Oggi 28 marzo s’inaugura una retrospettiva dedicata a Pascali, a cura di Mark Godfrey, articolata in una cinquantina di opere, più video, fotografie e altri materiali industriali e pubblicitari nei molteplici spazi della Fondazione Prada, dove resterà aperta fino al 23 settembre. S’annuncia una rivisitazione sfaccettata della personalità forse più ardita ed eclettica delle Neoavanguardie, in particolare nei vulcanici anni ’60 dell’Arte povera a Roma, dove Pino morì trentaduenne nel 1968 per le ferite riportate in un incidente stradale alla guida della sua amatissima motocicletta.

Sempre a Milano, già da qualche settimana e fino al 30 giugno, a Palazzo Reale viene celebrato “De Nittis – Pittore della vita moderna”, come recita il titolo della mostra a cura di Fernando Mazzocca e Paola Zatti. Di scena vi sono una novantina di olii e pastelli, provenienti da collezioni pubbliche e private italiane e straniere, tra cui il Musée d’Orsay di Parigi, gli Uffizi di Firenze, la GAM di Milano e naturalmente la Pinacoteca De Nittis nel Palazzo della Marra di Barletta. Una mostra imperdibile, che include capolavori relativamente poco visti quali “Kimono color arancio”, “Piccadilly” e “Pranzo a Posillipo”, e segue il percorso di “Peppino” dall’adolescenza nell’assolatissima e polverosa piana dell’Ofanto all’apprendistato sulle pendici del Vesuvio scalate in cerca di ispirazione, poi nella Parigi dei Salon, dei boulevard innevati e delle corse dei cavalli al Bois de Boulogne. Nella capitale francese De Nittis è folgorato da Léontine Lucille Gruvelle, musa e quindi moglie amatissima dal fascino candido ed enigmatico, restituito in numerose tele. Con Léontine il Nostro sarà in Svizzera e di nuovo a Napoli, a lei voterà le visioni della «dolce vita» giapponese del «sognatore al quale basta una distesa di cose bianche o una pioggia di neve». Eccoli insieme anche a Londra, dove De Nittis dipinge un gruppo di operai scamiciati nella nebbia e appoggiati al parapetto del ponte di Westminster, una scena di «working class» dalla resa quasi «cinematografica» per l’intrinseco dinamismo.

De Nittis – che morì all’improvviso a 38 anni nel 1884 – emerge dalla mostra milanese quale un indiscutibile maestro dell’Impressionismo ben oltre la propensione alla «modernité élégante», che a lungo lo retrocesse a «pittore delle signore» nella considerazione critica. Macché! In lui è evidente un formidabile intuito del nuovo, ovvero delle contraddizioni di un tempo lacerato tra natura e cultura, tra contemplazione e irruzione (si pensa a Leopardi, si pensa ai fratelli Lumiére).

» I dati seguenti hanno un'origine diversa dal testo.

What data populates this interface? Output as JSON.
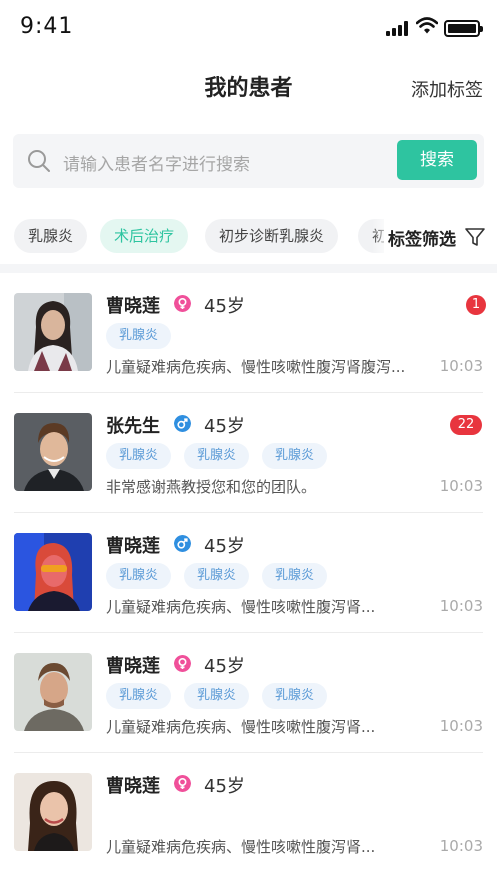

Settant’anni dopo, il monello Pino Pascali elabora il dilemma alla sua maniera bagnandosi nel Mediterraneo e giocando con le armi e gli animali, il mito e la postmodernità, la nascita di Venere e l’America Pop.

Due sguardi sull’imprevedibile e sul futuro, curiosi e coraggiosi, pur sempre fedeli al «genius loci». Proviamo a ricordarci di cosa parliamo quando parliamo di Puglia.